Corporate partners are providing financial and in-kind resources as well as data from compounds that looked promising in animals but subsequently fail in humans. The FDA, which intends to apply lessons from DILI-sim in regulatory decisions, is also supportive. The first iteration of the computer model will be distributed to partners early in 2012.

Previous research from the Hamner-UNC Institute suggests a simple urine test could predict which clinical trial participants are at risk for DILI, based on specific metabolite patterns predictive of mild liver damage associated with acetaminophen. Better biomarkers of organ toxicities would be a huge advance for trial safety, says Watkins. The four blood tests currently available for detecting liver problems have been in use for 50 years, produce false-positive results, and miss sudden-death liver injury that can inexplicably arise weeks or months after ingestion of a drug.

“Companies do not routinely collect and keep blood and urine samples from clinical trials,” says Watkins. “If they do, there’s no standard way to handle them and link [the samples] to patient data.” Watkins is leading the push to create a standardized safety database linked to a biospecimen repository. In the cardiovascular arena, FDA already prescribes how EKGs should be performed and the data warehoused. The mandate helped spur formation of the Cardiac Safety Research Consortium for ongoing evaluation of medical products. Watkins would like to launch a similar consortium, initially focused on liver safety, at the Hamner-UNC Institute.
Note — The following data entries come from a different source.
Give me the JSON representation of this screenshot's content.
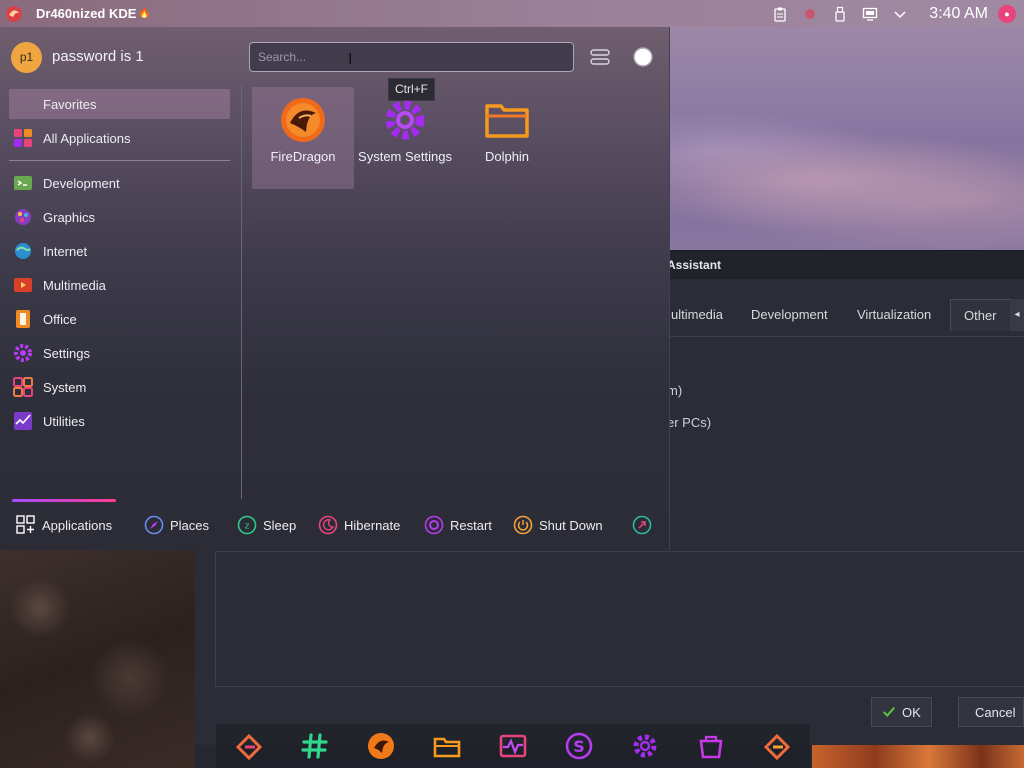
{
  "topbar": {
    "title": "Dr460nized KDE",
    "clock": "3:40 AM"
  },
  "launcher": {
    "user": {
      "avatar_initials": "p1",
      "name": "password is 1"
    },
    "search": {
      "placeholder": "Search...",
      "shortcut_tooltip": "Ctrl+F"
    },
    "categories": [
      {
        "label": "Favorites",
        "icon": "star-icon",
        "active": true
      },
      {
        "label": "All Applications",
        "icon": "grid-icon"
      },
      {
        "label": "Development",
        "icon": "development-icon"
      },
      {
        "label": "Graphics",
        "icon": "graphics-icon"
      },
      {
        "label": "Internet",
        "icon": "internet-icon"
      },
      {
        "label": "Multimedia",
        "icon": "multimedia-icon"
      },
      {
        "label": "Office",
        "icon": "office-icon"
      },
      {
        "label": "Settings",
        "icon": "settings-icon"
      },
      {
        "label": "System",
        "icon": "system-icon"
      },
      {
        "label": "Utilities",
        "icon": "utilities-icon"
      }
    ],
    "favorites": [
      {
        "label": "FireDragon",
        "icon": "firedragon-icon",
        "selected": true
      },
      {
        "label": "System Settings",
        "icon": "system-settings-icon"
      },
      {
        "label": "Dolphin",
        "icon": "dolphin-folder-icon"
      }
    ],
    "footer": {
      "applications": "Applications",
      "places": "Places",
      "sleep": "Sleep",
      "hibernate": "Hibernate",
      "restart": "Restart",
      "shutdown": "Shut Down"
    }
  },
  "dialog": {
    "title": "Assistant",
    "tabs": [
      "ultimedia",
      "Development",
      "Virtualization",
      "Other"
    ],
    "active_tab": "Other",
    "lines": [
      "m)",
      "er PCs)"
    ],
    "ok": "OK",
    "cancel": "Cancel"
  },
  "dock": {
    "items": [
      "garuda-icon",
      "hashtag-icon",
      "firedragon-icon",
      "folder-icon",
      "system-monitor-icon",
      "octopi-icon",
      "settings-icon",
      "software-store-icon",
      "garuda-icon"
    ]
  },
  "colors": {
    "accent_pink": "#e8447c",
    "accent_orange": "#f08a24",
    "accent_purple": "#a32cf0"
  }
}
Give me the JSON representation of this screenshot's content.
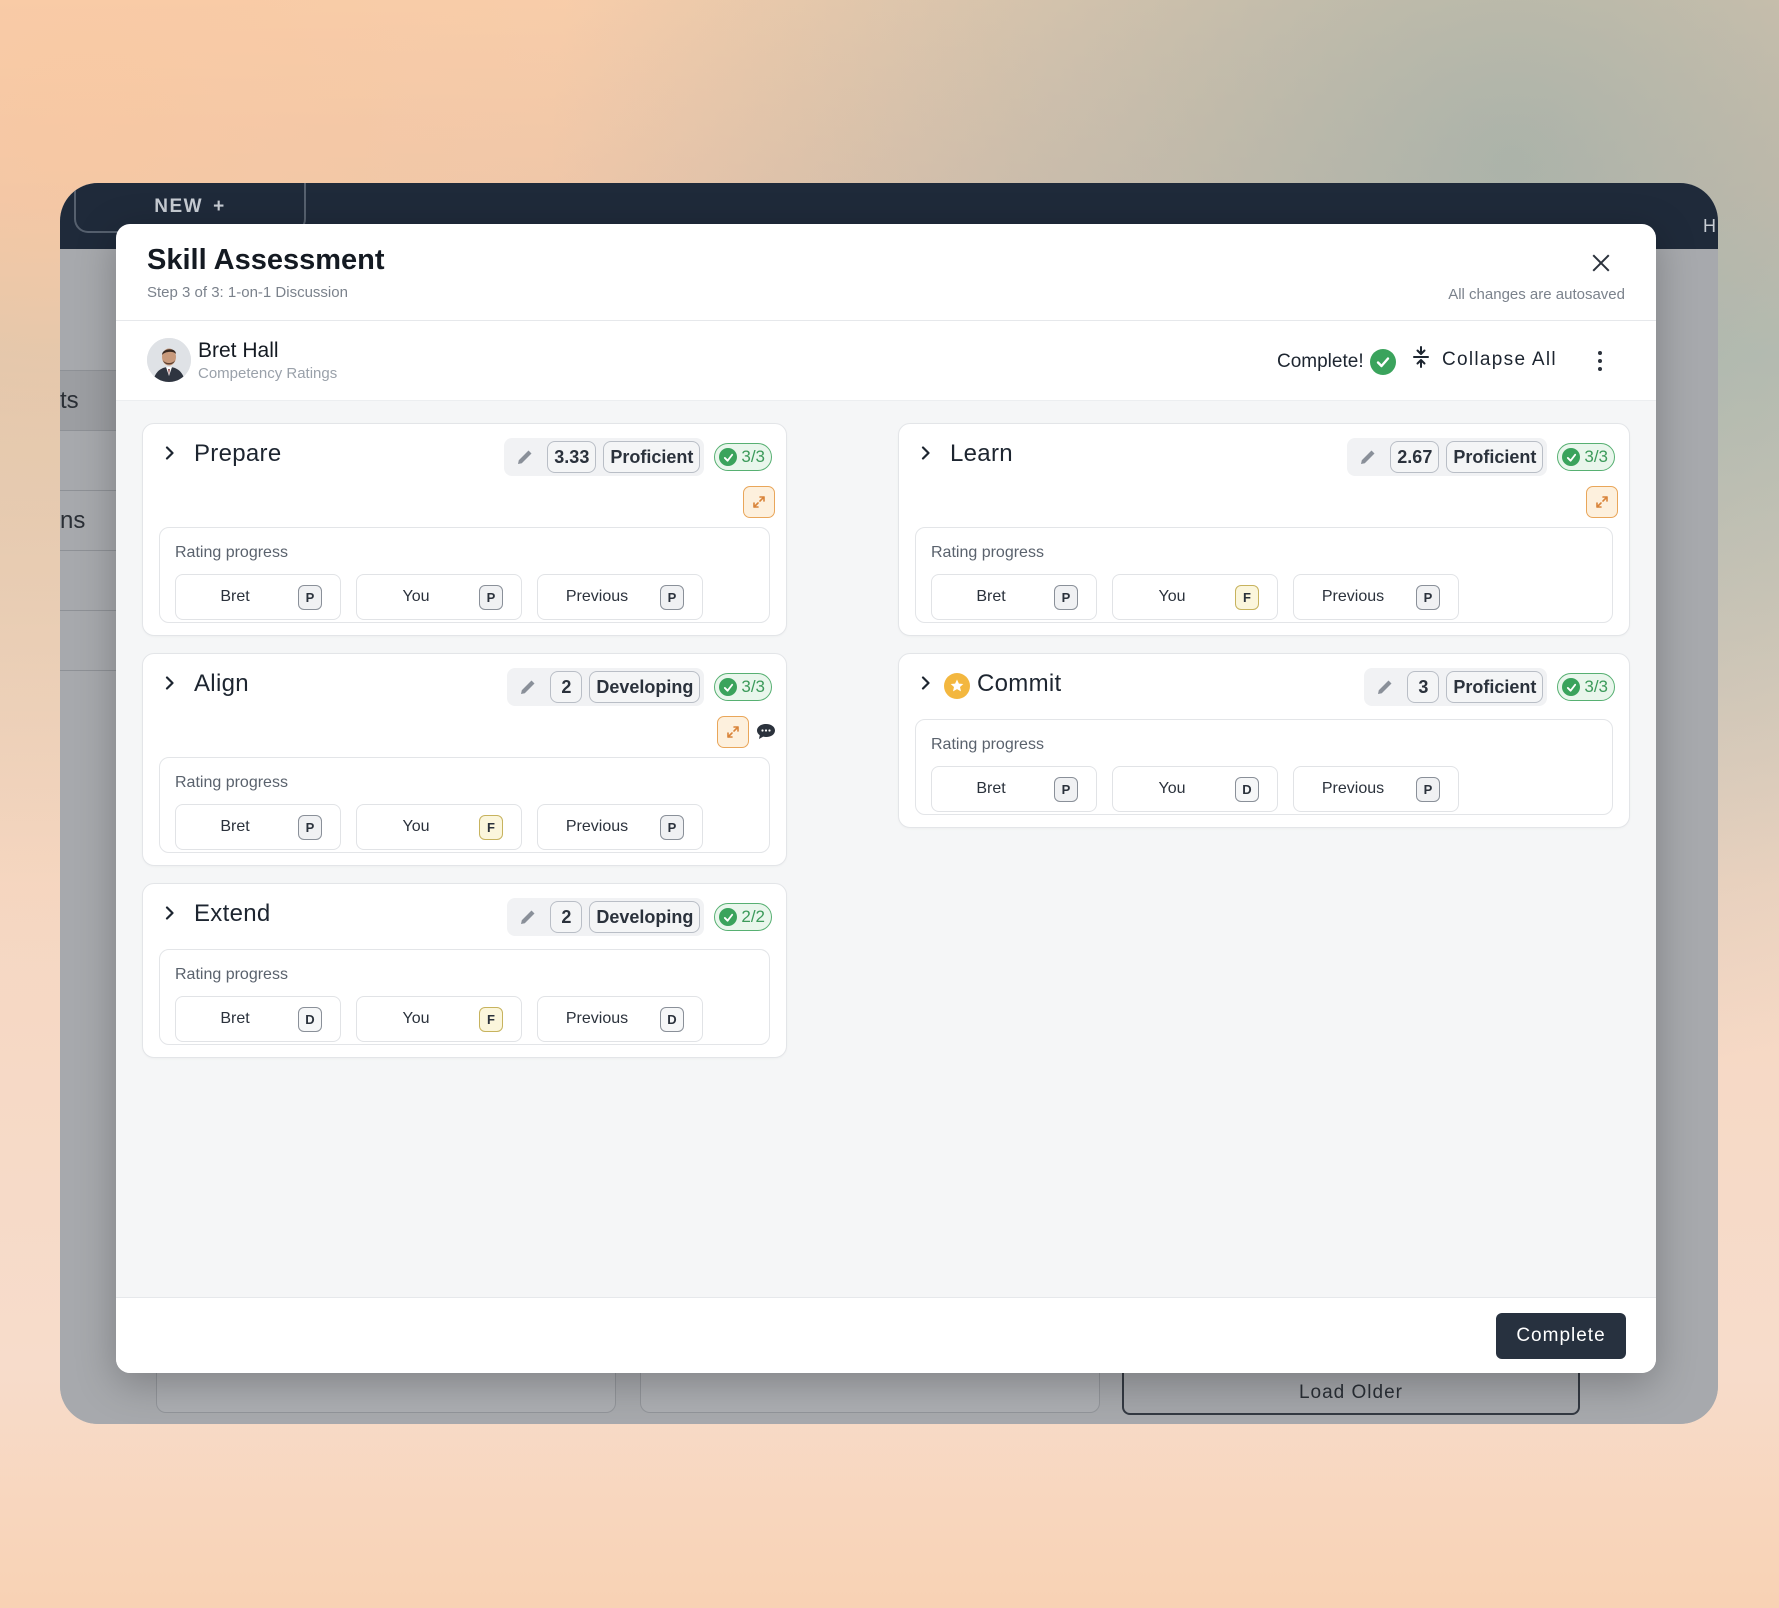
{
  "app": {
    "new_tab": "NEW",
    "corner": "H",
    "side_fragments": [
      "ts",
      "ns"
    ],
    "load_older": "Load Older"
  },
  "modal": {
    "title": "Skill Assessment",
    "subtitle": "Step 3 of 3: 1-on-1 Discussion",
    "autosave": "All changes are autosaved",
    "complete_button": "Complete"
  },
  "user": {
    "name": "Bret Hall",
    "role": "Competency Ratings",
    "status": "Complete!",
    "collapse_all": "Collapse All"
  },
  "rating_progress_label": "Rating progress",
  "competencies": [
    {
      "title": "Prepare",
      "score": "3.33",
      "level": "Proficient",
      "count": "3/3",
      "ratings": [
        {
          "who": "Bret",
          "tag": "P"
        },
        {
          "who": "You",
          "tag": "P"
        },
        {
          "who": "Previous",
          "tag": "P"
        }
      ]
    },
    {
      "title": "Align",
      "score": "2",
      "level": "Developing",
      "count": "3/3",
      "ratings": [
        {
          "who": "Bret",
          "tag": "P"
        },
        {
          "who": "You",
          "tag": "F"
        },
        {
          "who": "Previous",
          "tag": "P"
        }
      ]
    },
    {
      "title": "Extend",
      "score": "2",
      "level": "Developing",
      "count": "2/2",
      "ratings": [
        {
          "who": "Bret",
          "tag": "D"
        },
        {
          "who": "You",
          "tag": "F"
        },
        {
          "who": "Previous",
          "tag": "D"
        }
      ]
    },
    {
      "title": "Learn",
      "score": "2.67",
      "level": "Proficient",
      "count": "3/3",
      "ratings": [
        {
          "who": "Bret",
          "tag": "P"
        },
        {
          "who": "You",
          "tag": "F"
        },
        {
          "who": "Previous",
          "tag": "P"
        }
      ]
    },
    {
      "title": "Commit",
      "score": "3",
      "level": "Proficient",
      "count": "3/3",
      "ratings": [
        {
          "who": "Bret",
          "tag": "P"
        },
        {
          "who": "You",
          "tag": "D"
        },
        {
          "who": "Previous",
          "tag": "P"
        }
      ]
    }
  ],
  "colors": {
    "accent_dark": "#27313f",
    "success": "#3aa35c",
    "expand_orange": "#e9a65a",
    "star_gold": "#f3b73f"
  },
  "icons": [
    "close-icon",
    "check-circle-icon",
    "collapse-all-icon",
    "kebab-menu-icon",
    "chevron-right-icon",
    "pencil-icon",
    "expand-icon",
    "comment-icon",
    "star-icon"
  ]
}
However, increasingly robust patient privacy requirements could make creation of a biospecimen repository problematic, warns Uber. “If a study sponsor retains samples, it has to inform study participants. And if a sponsor doesn’t know how those samples may eventually be analyzed and evaluated, they will need to obtain permission for ‘research not yet specified.’ Language that provides the sponsor unlimited future access to retained biological specimens is a permission patients are likely to question, and may be reluctant to grant.” •

This article also appeared in the January 2012 issue of Bio-IT World magazine.

FDA Final Rule 

Effective March 2011, the FDA’s Final Rule on IND Safety Reporting required study sponsors of drugs and biologics to look periodically at individual and aggregate safety data from all sources. If any safety finding indicates a significant risk to patients, FDA and participating investigators must be alerted expeditiously.

In past years, clinical trial investigators and institutional review boards (IRBs) were inundated with reports from sponsors of unexpected SAEs, says Sally Van Doren. But the accumulation of such individual patient reports lacked cumulative experience and aggregate safety analyses for investigators and IRBs to fully interpret. If patient-level safety information is going to be of practical value, it should be organized in an accessible electronic data repository by the sponsor.

“Just staring at raw individual patient safety data, without analysis, is no way for the sponsor, investigator, or IRB to protect patients,” says Van Doren. Building a real-time central repository for integrated safety data across multiple trials of a drug will require “savvy” individuals to design the database, ensure data collection consistency and determine data outputs, she says.